Key points

  • Administrators are not required to look behind a director's motives for appointment of administrators, but they must consider whether the statutory purpose can be achieved  
  • Rescuing a company as a going concern does not necessarily require some positive act or improvement  


As a result of freezing injunctions obtained by the applicants in relation to a fraud committed by a shareholder of BW Estates Limited (the "Company") which also affected the Company's accounts, the Company was unable to make loan payments to its secured lender.  The sole director of the Company (the shareholder's son) appointed administrators (the respondents), the secured lender having appointed receivers to properties owned by the Company.  The administrators investigated creditors' claims and then exited the administration without any distribution being made.  The applicants argued that the administration was unnecessary (suggesting that the director had put it into administration as a delaying tactic in relation to the fraud claims being brought) and simply depleted the assets of the Company because of the remuneration and costs incurred.  The applicants applied under paragraph 74 of schedule B1 of the Insolvency Act 1986 and rule 2.109 of the Insolvency Rules 1986 for an order that the administrators' remuneration be partially or entirely disallowed and that the administrators pay the costs of the application personally on the basis that the administrators should not have made the statement the statutory purpose of the administration could be achieved.

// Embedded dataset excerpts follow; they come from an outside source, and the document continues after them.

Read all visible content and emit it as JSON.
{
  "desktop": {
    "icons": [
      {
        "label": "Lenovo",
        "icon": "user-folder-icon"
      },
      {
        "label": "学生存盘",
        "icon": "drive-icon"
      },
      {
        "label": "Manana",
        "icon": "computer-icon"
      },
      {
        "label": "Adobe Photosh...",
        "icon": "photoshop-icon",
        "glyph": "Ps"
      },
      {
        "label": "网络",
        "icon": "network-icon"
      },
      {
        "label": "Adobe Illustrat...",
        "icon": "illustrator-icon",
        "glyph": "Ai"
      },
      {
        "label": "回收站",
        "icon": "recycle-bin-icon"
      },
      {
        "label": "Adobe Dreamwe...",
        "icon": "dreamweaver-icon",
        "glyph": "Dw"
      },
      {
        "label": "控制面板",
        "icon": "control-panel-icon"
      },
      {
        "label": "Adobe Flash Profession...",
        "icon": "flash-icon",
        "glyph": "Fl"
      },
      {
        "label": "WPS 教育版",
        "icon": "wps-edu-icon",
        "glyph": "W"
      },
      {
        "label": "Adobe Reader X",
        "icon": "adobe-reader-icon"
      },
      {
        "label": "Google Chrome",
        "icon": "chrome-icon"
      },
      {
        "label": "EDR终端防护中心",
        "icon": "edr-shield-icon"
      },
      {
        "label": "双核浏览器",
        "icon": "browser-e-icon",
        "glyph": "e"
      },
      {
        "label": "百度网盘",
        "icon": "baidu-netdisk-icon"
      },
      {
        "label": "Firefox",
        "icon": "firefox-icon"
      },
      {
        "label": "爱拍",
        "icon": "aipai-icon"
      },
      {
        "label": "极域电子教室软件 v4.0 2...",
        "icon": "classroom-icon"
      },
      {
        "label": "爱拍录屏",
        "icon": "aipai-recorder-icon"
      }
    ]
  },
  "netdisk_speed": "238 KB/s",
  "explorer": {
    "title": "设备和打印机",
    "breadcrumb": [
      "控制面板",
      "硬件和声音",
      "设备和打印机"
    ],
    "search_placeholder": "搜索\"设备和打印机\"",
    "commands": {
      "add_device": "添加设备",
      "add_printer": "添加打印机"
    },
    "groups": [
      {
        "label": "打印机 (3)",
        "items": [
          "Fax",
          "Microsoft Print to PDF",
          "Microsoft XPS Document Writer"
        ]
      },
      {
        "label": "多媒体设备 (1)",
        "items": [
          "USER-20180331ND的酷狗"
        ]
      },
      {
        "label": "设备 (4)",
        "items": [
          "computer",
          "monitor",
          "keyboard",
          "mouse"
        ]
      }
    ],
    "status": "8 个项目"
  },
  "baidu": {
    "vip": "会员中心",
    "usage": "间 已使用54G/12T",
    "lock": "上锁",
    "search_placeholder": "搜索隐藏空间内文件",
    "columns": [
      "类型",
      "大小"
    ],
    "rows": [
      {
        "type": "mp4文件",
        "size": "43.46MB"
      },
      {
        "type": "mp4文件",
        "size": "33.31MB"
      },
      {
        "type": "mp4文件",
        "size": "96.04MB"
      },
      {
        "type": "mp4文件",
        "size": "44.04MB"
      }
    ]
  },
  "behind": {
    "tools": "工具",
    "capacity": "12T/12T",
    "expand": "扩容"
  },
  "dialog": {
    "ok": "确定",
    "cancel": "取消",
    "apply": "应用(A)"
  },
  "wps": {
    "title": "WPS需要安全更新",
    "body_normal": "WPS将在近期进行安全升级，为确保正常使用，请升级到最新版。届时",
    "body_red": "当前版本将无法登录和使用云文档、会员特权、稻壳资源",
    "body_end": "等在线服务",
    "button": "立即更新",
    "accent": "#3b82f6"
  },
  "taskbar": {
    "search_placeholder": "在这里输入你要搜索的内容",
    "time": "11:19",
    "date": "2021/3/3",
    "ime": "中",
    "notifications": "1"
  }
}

The application was refused.  The decision to appoint administrators ultimately falls on the directors.  Once that decision has been made, the proposed administrator is not required to look back at the motives for the directors' decision but he must look forward at what might happen during the administration when considering the statutory purpose.  On the facts the court found that the administrators were entitled to make the statement as to achievement of the statutory purpose.  Rescuing the company as a going concern did not necessarily require the administrators do to something; it was sufficient to preserve the company as a going concern when it otherwise would not be whilst creditor claims were analysed. 


Obiter comments suggested that if a director had made the decision to appoint administrators based on bad advice given by the proposed administrators, a claim in negligence against the administrators' firm may be possible.